Designers should never make you feel silly for not understanding their craft. A large part of their craft is figuring out how to communicate what you want to see in your home. Design can be a complicated beast and it the designers job to fully explain what it is you are getting and why some things just wont work together. You don’t do this everyday remember? We almost get more nervous when a client doesn’t want to change anything and knows exactly how it will look.

Picking the right designer

Remember that time you were looking for someone to help you manage your investments? And you fired up Google and searched for “best investment advisor’s” and they ended up being a hack? And it set you back time and money and prolonged your misery? And then you talked to a few people, did some research and found someone who actually knew what they were doing?

Chances are you know someone who has used a designer at some point in the past. Or maybe you are building in a community with lots of new construction, or in an older area with a lots of revitalization? Lots of those projects will have a good designer behind them. That doesn’t mean that designer will be right for you, but if not they will probably be able to point you in the right direction.

The problem is, anybody can call themselves and designer, and we absolutely aren’t created equal!

Almost all the work Boss Design takes on, is from referrals.

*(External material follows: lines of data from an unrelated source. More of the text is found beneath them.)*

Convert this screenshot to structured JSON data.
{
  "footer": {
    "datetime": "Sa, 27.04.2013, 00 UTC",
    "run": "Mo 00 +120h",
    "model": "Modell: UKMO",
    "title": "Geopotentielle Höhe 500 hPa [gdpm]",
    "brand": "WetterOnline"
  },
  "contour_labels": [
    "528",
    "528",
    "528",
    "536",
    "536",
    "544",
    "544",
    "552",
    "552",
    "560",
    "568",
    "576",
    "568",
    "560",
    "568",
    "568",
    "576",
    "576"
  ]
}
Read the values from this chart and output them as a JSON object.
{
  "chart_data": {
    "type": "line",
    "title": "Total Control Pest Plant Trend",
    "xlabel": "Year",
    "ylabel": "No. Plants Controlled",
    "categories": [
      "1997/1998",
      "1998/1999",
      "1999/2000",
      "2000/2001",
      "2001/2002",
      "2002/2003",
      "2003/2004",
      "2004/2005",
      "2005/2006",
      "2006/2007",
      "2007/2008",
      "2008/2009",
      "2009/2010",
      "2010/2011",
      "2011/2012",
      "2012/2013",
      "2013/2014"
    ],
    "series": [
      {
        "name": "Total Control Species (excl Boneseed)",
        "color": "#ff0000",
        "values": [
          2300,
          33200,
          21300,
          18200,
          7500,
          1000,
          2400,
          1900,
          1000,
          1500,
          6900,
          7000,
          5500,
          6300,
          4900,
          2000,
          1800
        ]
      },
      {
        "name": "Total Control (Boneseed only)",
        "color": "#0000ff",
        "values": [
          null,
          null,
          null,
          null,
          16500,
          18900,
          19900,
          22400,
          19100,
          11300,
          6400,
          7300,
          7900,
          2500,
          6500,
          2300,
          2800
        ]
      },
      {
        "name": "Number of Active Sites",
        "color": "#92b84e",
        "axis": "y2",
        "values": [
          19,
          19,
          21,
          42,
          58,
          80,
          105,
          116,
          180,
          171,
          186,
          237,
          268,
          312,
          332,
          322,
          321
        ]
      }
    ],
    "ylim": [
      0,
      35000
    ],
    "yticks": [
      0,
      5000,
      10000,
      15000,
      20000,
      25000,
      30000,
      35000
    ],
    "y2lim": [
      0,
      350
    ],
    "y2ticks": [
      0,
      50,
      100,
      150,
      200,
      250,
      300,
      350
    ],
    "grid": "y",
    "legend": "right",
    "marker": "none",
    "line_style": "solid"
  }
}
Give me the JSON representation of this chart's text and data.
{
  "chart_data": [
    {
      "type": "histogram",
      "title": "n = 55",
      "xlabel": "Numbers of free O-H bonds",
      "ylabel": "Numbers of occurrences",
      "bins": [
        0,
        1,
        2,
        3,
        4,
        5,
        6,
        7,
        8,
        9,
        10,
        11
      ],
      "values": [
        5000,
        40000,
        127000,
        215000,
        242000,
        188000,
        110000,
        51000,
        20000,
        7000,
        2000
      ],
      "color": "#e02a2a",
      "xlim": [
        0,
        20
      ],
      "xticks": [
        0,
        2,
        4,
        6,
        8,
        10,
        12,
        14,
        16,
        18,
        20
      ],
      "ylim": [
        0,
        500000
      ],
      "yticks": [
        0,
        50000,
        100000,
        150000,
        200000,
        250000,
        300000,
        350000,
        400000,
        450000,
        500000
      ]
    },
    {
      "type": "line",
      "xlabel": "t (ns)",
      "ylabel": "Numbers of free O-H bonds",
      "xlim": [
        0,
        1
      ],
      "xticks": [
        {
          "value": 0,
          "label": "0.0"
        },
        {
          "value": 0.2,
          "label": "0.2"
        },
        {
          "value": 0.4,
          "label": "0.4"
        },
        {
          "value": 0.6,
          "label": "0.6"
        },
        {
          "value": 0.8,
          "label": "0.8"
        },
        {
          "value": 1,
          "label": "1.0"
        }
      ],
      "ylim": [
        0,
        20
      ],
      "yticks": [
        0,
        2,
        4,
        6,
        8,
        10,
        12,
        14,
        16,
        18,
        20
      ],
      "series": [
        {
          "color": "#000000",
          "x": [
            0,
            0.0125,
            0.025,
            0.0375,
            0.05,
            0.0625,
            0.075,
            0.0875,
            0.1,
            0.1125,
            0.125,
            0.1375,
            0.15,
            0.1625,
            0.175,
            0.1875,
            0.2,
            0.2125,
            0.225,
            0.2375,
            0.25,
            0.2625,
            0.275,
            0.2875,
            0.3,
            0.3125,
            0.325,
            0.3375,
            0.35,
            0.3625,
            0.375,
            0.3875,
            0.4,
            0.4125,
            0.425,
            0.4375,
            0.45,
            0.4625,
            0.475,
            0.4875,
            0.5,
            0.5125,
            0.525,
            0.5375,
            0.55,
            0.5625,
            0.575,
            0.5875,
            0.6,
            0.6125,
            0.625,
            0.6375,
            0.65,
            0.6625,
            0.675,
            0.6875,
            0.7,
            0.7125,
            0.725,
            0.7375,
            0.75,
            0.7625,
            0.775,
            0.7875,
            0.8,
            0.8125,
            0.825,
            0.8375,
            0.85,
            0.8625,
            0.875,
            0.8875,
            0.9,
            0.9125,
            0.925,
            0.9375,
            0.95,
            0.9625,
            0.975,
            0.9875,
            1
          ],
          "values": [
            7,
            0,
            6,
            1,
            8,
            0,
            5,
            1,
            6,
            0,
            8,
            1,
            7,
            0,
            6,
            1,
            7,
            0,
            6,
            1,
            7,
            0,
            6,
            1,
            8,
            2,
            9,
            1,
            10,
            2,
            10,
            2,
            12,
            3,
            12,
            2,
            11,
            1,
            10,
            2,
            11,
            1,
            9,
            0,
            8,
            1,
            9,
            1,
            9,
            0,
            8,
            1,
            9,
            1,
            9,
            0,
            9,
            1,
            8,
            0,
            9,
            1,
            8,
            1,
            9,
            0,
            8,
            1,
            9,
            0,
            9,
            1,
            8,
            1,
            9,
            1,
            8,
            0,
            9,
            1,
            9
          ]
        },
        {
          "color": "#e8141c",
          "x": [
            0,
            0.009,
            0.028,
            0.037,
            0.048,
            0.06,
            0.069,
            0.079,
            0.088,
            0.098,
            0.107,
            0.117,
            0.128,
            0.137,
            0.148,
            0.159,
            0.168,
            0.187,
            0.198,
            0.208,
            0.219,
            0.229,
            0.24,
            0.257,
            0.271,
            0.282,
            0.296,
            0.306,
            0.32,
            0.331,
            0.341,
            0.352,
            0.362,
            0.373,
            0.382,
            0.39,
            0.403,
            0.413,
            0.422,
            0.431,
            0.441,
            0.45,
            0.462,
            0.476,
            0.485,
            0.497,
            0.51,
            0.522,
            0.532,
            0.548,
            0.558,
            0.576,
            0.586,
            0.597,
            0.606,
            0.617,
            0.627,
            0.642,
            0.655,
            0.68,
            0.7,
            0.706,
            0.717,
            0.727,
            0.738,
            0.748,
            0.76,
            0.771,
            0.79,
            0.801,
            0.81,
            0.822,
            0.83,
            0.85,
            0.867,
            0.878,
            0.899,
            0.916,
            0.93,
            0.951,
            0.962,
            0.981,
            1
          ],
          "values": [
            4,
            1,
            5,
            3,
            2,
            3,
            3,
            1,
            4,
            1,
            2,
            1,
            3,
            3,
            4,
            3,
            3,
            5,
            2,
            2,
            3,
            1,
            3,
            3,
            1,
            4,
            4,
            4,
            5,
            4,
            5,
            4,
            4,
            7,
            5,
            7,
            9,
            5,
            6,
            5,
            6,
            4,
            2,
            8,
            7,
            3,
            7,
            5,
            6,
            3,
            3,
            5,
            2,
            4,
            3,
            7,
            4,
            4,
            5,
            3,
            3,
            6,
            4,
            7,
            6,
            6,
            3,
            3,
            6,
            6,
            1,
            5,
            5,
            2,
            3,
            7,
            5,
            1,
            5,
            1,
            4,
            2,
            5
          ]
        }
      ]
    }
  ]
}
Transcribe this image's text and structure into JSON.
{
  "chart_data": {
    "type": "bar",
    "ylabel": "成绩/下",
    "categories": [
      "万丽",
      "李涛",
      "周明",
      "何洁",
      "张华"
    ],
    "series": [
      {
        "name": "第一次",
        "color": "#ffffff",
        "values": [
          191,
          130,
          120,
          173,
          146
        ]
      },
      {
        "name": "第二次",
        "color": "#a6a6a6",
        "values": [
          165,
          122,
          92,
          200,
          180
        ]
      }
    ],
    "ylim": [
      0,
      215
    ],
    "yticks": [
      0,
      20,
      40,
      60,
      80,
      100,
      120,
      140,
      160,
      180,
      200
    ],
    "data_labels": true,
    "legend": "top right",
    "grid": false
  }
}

We have great relationships with our past clients, and love to take care of any referrals they give us.

Checking out previous work

Once you find a designer you would like to work with, check out a portfolio of their work. Ask where, and what type of person they have done this work for. What issues were the trying to solve with this particular design? Keep in mind, their portfolio is a record of issues they solved for other people with their own unique budgets.

Portfolio’s are great, and you might find something that really appeals to you, but focus mainly on the quality of the design and the attention to detail. We use our portfolio of previous jobs to reinforce design concepts for many things such as roof designs, window configurations and different architectural styles. Visual examples are the best way to explain a complicated design idea.

Don’t sign a contract based on previous work

When you meet with designers, you are going to get two types of people. Designers who will talk about themselves and all the great things they have done, and those who will listen to you, your ideas and what you are looking for in a home. Achievements are a good barometer, but choose the latter. Look for designers who ask questions about your goals, your lifestyle and your needs and who are generally interested in your vision, rather then designing another architectural masterpiece for their portfolio.

Tell us your budget

At the end of the day, you are paying money to get a home designed. You get what you pay for. Consider the example of a tailor. You can get a $300 suit or a $3000 suit and many points in between. If you have $600 to spend, sure you will get a quality suit, but they will probably start with less expensive fabrics, not include as many options and likely skip the vest. The budget is one of the most important factors when designing a home, and knowing what it is up front will influence us when suggesting possible solutions.